10.27.2010

A tale of too spicy

I don't know when it was that I decided I liked spicy food, but I suspect it had something to do with Buffalo wings. I have to say, a good Buffalo wing is hard to pass up.

Now, there's no recipe for Buffalo wings here, so don't get your hopes up. I know. I'm sorry. I did spot a pretty promising one in Bobby Flay's recent release, Throwdown: More Than 100 Recipes from Food Network's Ultimate Cooking Challenge, however. If you happen to be in the market for a Buffalo wings recipe.




My father has always liked hot food. Food so hot sweat trickles down your face, even in the dead of a Canadian winter. Like father like daughter, I gradually followed suit. I keep two hot sauces at minimum in my refrigerator at all times; pickled jalapeñoes and canned chipotles in adobo are staples of mine; and when I get it, my pizza is usually covered in chili flakes (and more hot peppers, of course.) I keep cayenne and hot paprika at the ready. I realize most of my obsessions are of the fickle variety -- I might be tempted by a celery root here or a fennel bulb there, a pile of raspberries in the summer or a couple blood oranges toward the holiday season -- but my love of all things lip-burning, tongue-tingling? I think it's getting serious.

Down the street from my first apartment is a terrific Vietnamese place. The owner, one of the sweetest men you'll ever meet, makes it his mission to know all of his diners. If I ever make it there again, I know he'll pop over to my table and say in his broken English, "Where've you been?" as he hands me my order, a bowl of rice vermicelli with chargrilled pork, stuffed to the brim with gently pickled vegetables and fresh mint. It's too much for one person to eat, really, but sometimes you might gobble it up gratefully anyway, stuffing yourself silly, and the fact that it costs $7 might make you do a happy dance and repeat the whole thing over the following week. On one day in particular, the man walked by my table and peered down at my bowl. "Wow," he said, "you like it spicy?" The bowl was bright orange from all of the sriracha I'd drizzled in.



"I think you've lost your tastebuds," my roommate declared. For a long while, I thought she was right. There was a point in time I even infused tequila with fresh, hot jalapeñoes from Florida and shot back that concoction like nobody's business.

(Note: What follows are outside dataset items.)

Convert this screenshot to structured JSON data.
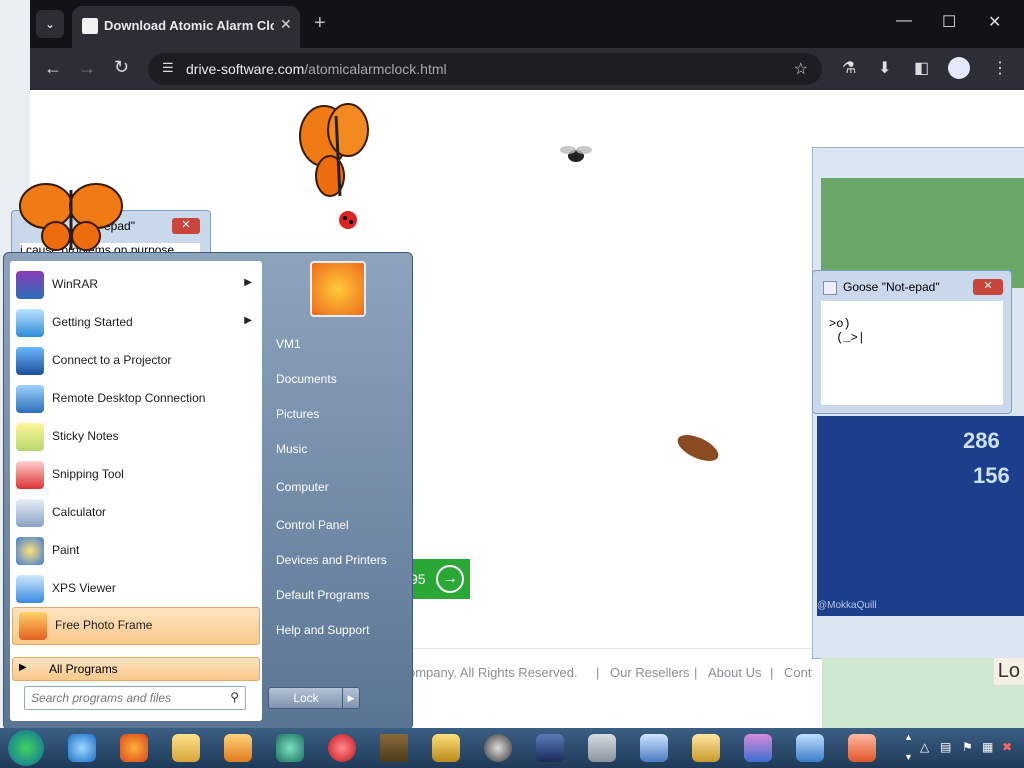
{
  "browser": {
    "tab_title": "Download Atomic Alarm Clock",
    "url_domain": "drive-software.com",
    "url_path": "/atomicalarmclock.html"
  },
  "icons": {
    "tab_dropdown": "chevron-down-icon",
    "close": "close-icon",
    "new_tab": "plus-icon",
    "back": "back-arrow-icon",
    "forward": "forward-arrow-icon",
    "reload": "reload-icon",
    "site_info": "tune-icon",
    "bookmark": "star-icon",
    "labs": "flask-icon",
    "download": "download-icon",
    "side_panel": "side-panel-icon",
    "profile": "profile-icon",
    "menu": "more-vert-icon"
  },
  "page": {
    "price_fragment": "95",
    "footer": {
      "copyright": "ompany. All Rights Reserved.",
      "links": [
        "Our Resellers",
        "About Us",
        "Cont"
      ],
      "separator": "|"
    }
  },
  "notepad_small": {
    "title": "epad\"",
    "text": "i cause problems on purpose"
  },
  "goose_window": {
    "title": "Goose \"Not-epad\"",
    "body": ">o)\n (_>|"
  },
  "meme": {
    "numbers": [
      "286",
      "156"
    ],
    "credit": "@MokkaQuill"
  },
  "right_strip_text": "Lo",
  "start_menu": {
    "programs": [
      {
        "label": "WinRAR",
        "has_submenu": true
      },
      {
        "label": "Getting Started",
        "has_submenu": true
      },
      {
        "label": "Connect to a Projector",
        "has_submenu": false
      },
      {
        "label": "Remote Desktop Connection",
        "has_submenu": false
      },
      {
        "label": "Sticky Notes",
        "has_submenu": false
      },
      {
        "label": "Snipping Tool",
        "has_submenu": false
      },
      {
        "label": "Calculator",
        "has_submenu": false
      },
      {
        "label": "Paint",
        "has_submenu": false
      },
      {
        "label": "XPS Viewer",
        "has_submenu": false
      },
      {
        "label": "Free Photo Frame",
        "has_submenu": false
      }
    ],
    "all_programs": "All Programs",
    "search_placeholder": "Search programs and files",
    "right_items": [
      "VM1",
      "Documents",
      "Pictures",
      "Music",
      "Computer",
      "Control Panel",
      "Devices and Printers",
      "Default Programs",
      "Help and Support"
    ],
    "lock_label": "Lock"
  },
  "taskbar": {
    "apps": [
      "Internet Explorer",
      "Firefox",
      "Explorer",
      "Media Player",
      "App",
      "Opera",
      "Minecraft",
      "Tools",
      "Speed",
      "Display",
      "Chain",
      "Network",
      "Cleaner",
      "Archive",
      "Users",
      "Eraser"
    ]
  },
  "colors": {
    "green_button": "#2aa836",
    "tab_bg": "#2b2f35",
    "taskbar": "#1f3a58"
  }
}
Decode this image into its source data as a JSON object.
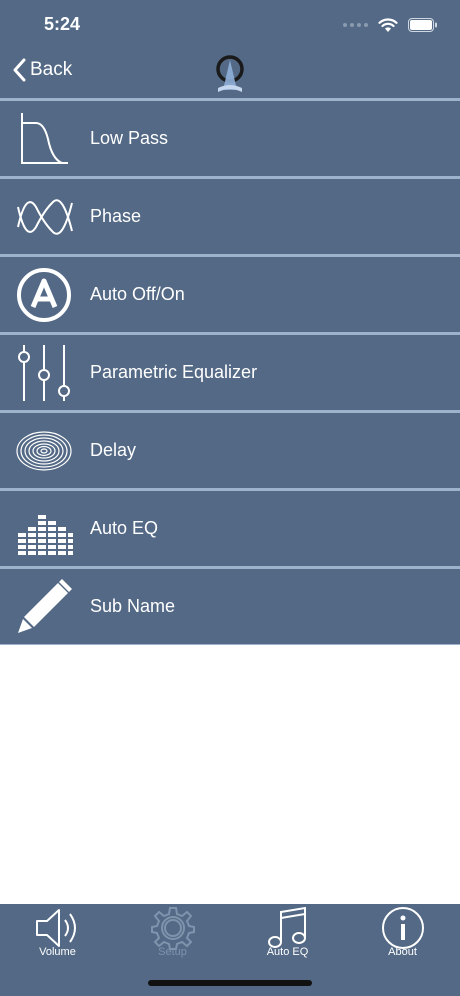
{
  "status_bar": {
    "time": "5:24"
  },
  "nav": {
    "back_label": "Back"
  },
  "menu": {
    "items": [
      {
        "label": "Low Pass",
        "icon": "low-pass-filter-icon"
      },
      {
        "label": "Phase",
        "icon": "phase-wave-icon"
      },
      {
        "label": "Auto Off/On",
        "icon": "auto-a-icon"
      },
      {
        "label": "Parametric Equalizer",
        "icon": "sliders-icon"
      },
      {
        "label": "Delay",
        "icon": "concentric-rings-icon"
      },
      {
        "label": "Auto EQ",
        "icon": "eq-bars-icon"
      },
      {
        "label": "Sub Name",
        "icon": "pencil-icon"
      }
    ]
  },
  "tabbar": {
    "tabs": [
      {
        "label": "Volume",
        "icon": "speaker-icon",
        "active": true
      },
      {
        "label": "Setup",
        "icon": "gear-icon",
        "active": false
      },
      {
        "label": "Auto EQ",
        "icon": "music-note-icon",
        "active": true
      },
      {
        "label": "About",
        "icon": "info-icon",
        "active": true
      }
    ]
  },
  "colors": {
    "bar_background": "#536985",
    "separator": "#9db3cc",
    "text": "#ffffff",
    "inactive_tab": "#7e94ad"
  }
}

But this weekend, when I tried my hand at replicating my favourite Vietnamese meal (epic fail)...something mysterious occurred.

I dove into my bowl, ravenous and excited, and...sweat. My tongue...on fire. It was so hot, I actually started crying. So hot, in fact, that whenever I went to breathe, my tongue instantly blew up in flames. It was an inferno of a bowl. My mind flipped back to that episode of Sex and the City when Miranda becomes paranoid that she'll die alone and be eaten by her cat. Except that I wondered if I in turn might die of too much hot sauce and disintegrate like a stabbed vampire from Buffy.




The thing nobody tells you is that if you keep a bottle of sriracha sauce in your refrigerator for five months, it will get hotter. And hotter. And hotter.

So it makes sense that when I told my father about this incident, he responded with, "Sounds about right. I had the hottest horseradish the other night..."

Old habits die hard. Something tells me that thoughts of burning alive aren't enough to keep me away from hot sauce...at least, not for long.

2 comments:

Samantha said...

Reminds me of Matt's infamous spicy (understatement of the year) chili. Impossible to eat without various bodily fluid excretions from your eyes, nose, and forehead.
I swear it was hotter when re-heated as leftovers too.

Andrea Paterson said...

Hmmm...I have just such a bottle of hot sauce in my fridge right now! This is good to know as it's been there awhile and I would never have considered that it might get hotter!